Ho Chi Minh City, 11 aprile 2024 – Un tribunale vietnamita ha condannato a morte Truong My Lan, la dirigente del colosso immobiliare Van Thinh Phat, per un caso di frode da 44 miliardi di dollari, secondo quanto riportato da Bbc News. La 67enne è accusata di aver truffato fondi da una delle principali banche del Vietnam per un decennio, erodendo “la fiducia della gente nella leadership del Partito (comunista) e dello Stato”, secondo le parole della giuria.

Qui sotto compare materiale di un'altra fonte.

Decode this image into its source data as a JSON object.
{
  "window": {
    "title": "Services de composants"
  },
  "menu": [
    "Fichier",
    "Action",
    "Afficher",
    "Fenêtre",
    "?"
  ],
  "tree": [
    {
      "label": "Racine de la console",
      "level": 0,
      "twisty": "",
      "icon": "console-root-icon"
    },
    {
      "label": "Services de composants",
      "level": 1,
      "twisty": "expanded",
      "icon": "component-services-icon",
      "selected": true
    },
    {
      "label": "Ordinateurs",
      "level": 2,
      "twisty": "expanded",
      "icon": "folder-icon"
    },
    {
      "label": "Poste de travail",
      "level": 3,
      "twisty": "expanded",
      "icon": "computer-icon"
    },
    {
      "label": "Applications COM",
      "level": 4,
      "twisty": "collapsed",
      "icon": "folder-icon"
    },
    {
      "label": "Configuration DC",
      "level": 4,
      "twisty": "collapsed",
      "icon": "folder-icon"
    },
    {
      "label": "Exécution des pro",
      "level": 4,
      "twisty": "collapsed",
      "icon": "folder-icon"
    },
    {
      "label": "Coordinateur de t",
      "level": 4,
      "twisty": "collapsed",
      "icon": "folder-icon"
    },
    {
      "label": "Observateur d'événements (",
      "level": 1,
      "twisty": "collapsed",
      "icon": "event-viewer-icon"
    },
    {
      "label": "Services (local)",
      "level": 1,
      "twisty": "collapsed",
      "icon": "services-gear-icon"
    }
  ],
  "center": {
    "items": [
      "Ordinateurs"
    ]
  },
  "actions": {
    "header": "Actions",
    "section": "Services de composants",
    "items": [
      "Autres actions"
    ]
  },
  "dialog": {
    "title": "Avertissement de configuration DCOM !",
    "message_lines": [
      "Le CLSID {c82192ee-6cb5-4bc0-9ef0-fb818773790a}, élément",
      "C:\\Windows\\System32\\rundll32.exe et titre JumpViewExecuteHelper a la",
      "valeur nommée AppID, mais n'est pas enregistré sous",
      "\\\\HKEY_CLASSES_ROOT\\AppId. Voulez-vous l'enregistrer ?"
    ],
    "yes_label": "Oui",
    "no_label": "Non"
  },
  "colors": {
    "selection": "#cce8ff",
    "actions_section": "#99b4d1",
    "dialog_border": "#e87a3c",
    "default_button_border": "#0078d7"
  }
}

La vicenda ha avuto inizio nel 2011, quando a Troung My Lan, considerata all’epoca un’imprenditrice di successo, è stato affidato il compito di far confluire tre banche in crisi in un’unica grande istituto di credito, la Saigon Commercial Bank. La legge vietnamita vieta a qualsiasi cittadino di possedere più del 5% delle azioni di una banca, ma grazie a una serie di prestanome e società di copertura, la donna è riuscita a controllarne ben il 90%. Di conseguenza, sarebbe riuscita a far nominare dirigenti di fiducia che hanno agito nei suoi interessi. Le somme prelevate da Truong My Lan rappresentano il 93% di tutti i prestiti della Saigon.
Stando a diversi testimoni, molti a Ho Chi Minh City (e non solo) sapevano della situazione, ma la 67enne avrebbe creato una rete di corruzione in grado di proteggerla per anni.
Nel 2019, l’imprenditrice ha ordinato al suo autista di ritirare dalla banca 108 trilioni di dong (pari a 4 miliardi di dollari) – per un totale di circa 2 tonnellate di banconote – che ha successivamente nascosto nella sua cantina.
La vicenda di Truong My Lan è il più grande scandalo finanziario del Paese, nonché uno dei processi più mediatici della sua storia. Una rarità nel paese comunista, solitamente molto secretivo per quanto riguarda il settore giudiziario. Stando alle autorità, alle udienze hanno partecipato 2.700 testimoni, 200 avvocati e 10 pubblici ministeri statali.
Il processo va inserito nella più ampia campagna del segretario del partito comunista Nguyen Phu Tron contro corruzione e grandi imprenditori. Conservatore, desidera riguadagnare il controllo della capitale del Paese, da tempo controllata di fatto dagli oligarchi e dalla mafia sino-vietnamita.